Since the report’s publication, DeChambeau has won the US Open while another of the game’s biggest hitters, Dustin Johnson, won the Masters with a record-breaking score at Augusta.
“We are now at a point where we want to get going again,” Slumbers told BBC Sport.
Interested parties, including club manufacturers and professional tours, will have until 4 March to comment on the proposal to limit the length of clubs other than putters to 46 inches.
The R&A and USGA have also given formal notification that they are interested in bringing in a local rule “that would specify the use of clubs and/or balls intended to result in shorter hitting distances”.
It could mean the introduction of a restricted ball or limits on the effectiveness of clubs in professional tour and amateur events to reduce driving distances.

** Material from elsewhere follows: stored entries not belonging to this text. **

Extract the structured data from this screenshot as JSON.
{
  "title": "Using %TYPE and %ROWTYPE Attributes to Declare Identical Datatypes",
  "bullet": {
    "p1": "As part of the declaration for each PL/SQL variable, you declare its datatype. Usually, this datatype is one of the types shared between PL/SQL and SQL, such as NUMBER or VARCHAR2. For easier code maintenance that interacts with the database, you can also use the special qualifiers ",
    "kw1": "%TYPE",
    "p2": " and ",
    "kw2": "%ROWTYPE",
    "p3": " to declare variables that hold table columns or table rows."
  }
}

“This would enable committees conducting competitions to stipulate whether such equipment should be used,” the notification document states.

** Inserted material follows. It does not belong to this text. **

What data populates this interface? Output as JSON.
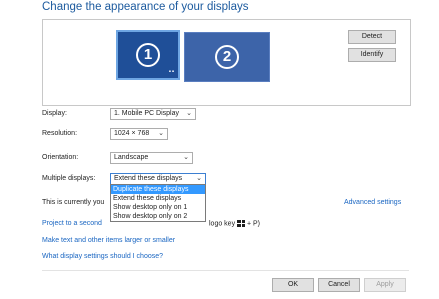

The authorities are convinced action needs to be taken and these “areas of interest” will be considered by the golf industry until 2 November 2021.
“I have often said through this project that this is a serious problem for serious thinking and we are now in that very serious thinking stage,” Slumbers said.
“We are balancing up the long term future of the game, the sustainability of the game and this balance of skill and technology,” he added.
“And that means a local rule could be applied on a much broader scale than just professional golf and it would be misleading to think its is just professional golf.”
USGA chief executive Mike Davis said: “Hitting distances have consistently increased through time and, if left unchecked, could threaten the long-term future of our game at every level and every golf course on which it is played.
“This is the first forward step in a journey and a responsibility the USGA and The R&A share with the worldwide golf community, to ensure that golf continues to thrive for the next hundred years and beyond.”